A má consciência de Sousa Tavares

Sousa Tavares vive em contradição moral. Numa revista para homens acusa-me do pecado mortal da inveja. Os 10 ou 15 mil euros que uns poucos jornalistas ganham seriam o tormento da minha alma até porque, supõe-se, eu não receberei isso (será, camarada Miguel? Será verdade que a economia de mercado, que tanto elogia, lhe paga mais do que a mim? Tem a certeza? Será que sim? Será que não?... Que ansiedade, camarada Miguel!).
Depois de apontar o dedo - "vede, plebeus, vede que ali vai um invejoso!" -, Sousa Tavares cai em tentação. No Expresso indigna-se com os rendimentos de António Mexia: "Que pateta não conseguiria lucros a gerir uma empresa que funciona em monopólio, vendendo um bem essencial como a electricidade?",
escreve, irado. O mesmo critério de apreciação de carácter com que me mimoseia conclui, afinal, estar aquele pobre espírito roído de inveja por não ser ele "o pateta" que arrecadou 3,1 milhões de euros.
Sousa Tavares, no entanto, quanto mais peca, mais acusa. Atira-me à cara (já o tinha feito para um milhão de telespectadores) uma capa do tempo em que fui director do 24horas e denuncia uma hipotética campanha publicitária que se estaria a construir com ela.
Ao contrário deste moralista, que nunca vi pedir desculpas pelos erros que cometeu (perguntará ele, desafiador: "Erros? Quais erros?!"), eu fi-lo, na altura devida, há ano e meio, em editorial assinado no jornal que dirigia, penalizando--me pela estupidez que, é verdade, se cometeu. Mas isso não satisfaz um paladino da ética em causa própria, que só se cala quando os que aponta como ímpios ardem na fogueira… Quer que lhe ofereça um archote, é?

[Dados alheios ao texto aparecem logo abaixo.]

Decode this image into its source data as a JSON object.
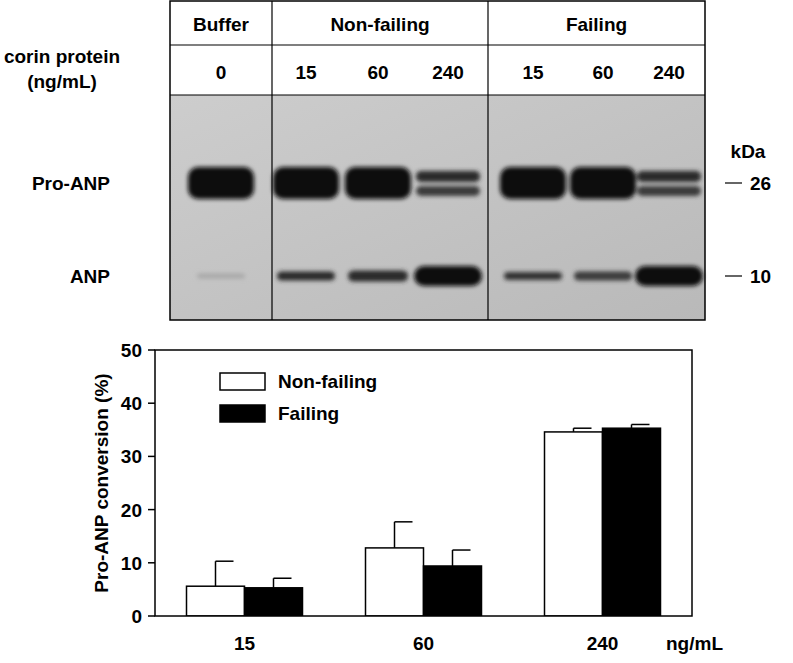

Sousa Tavares é amigo do poder e vai lá tomar chá, ouvir confidências e dizer "umas verdades". Ainda há duas semanas revelava uma conversa privada com Durão Barroso e noticiava a ida a um almoço no Alfeite onde disse estar contra o negócio dos submarinos. "Foi quando eu percebi que já não havia nada a fazer", confessa. Desiludido? Não! Ele, em fundo, proclama: "Vede, plebeus, vede como eu sou influente!", sem ouvir como o poder se ri dos idiotas úteis.
Sousa Tavares só pode ter a consciência pesada. E defende-se contra aquilo que, de facto, o preocupa num artigo meu: que as declarações de impostos, de particulares e de empresas, venham um dia a ser públicas. Disso é que o moralista, o inquisidor, o santinho, o infalível, o iluminado, o atormentado, o pecador, o egocêntrico - em suma, o padreca sem fé do século XXI - tem medo.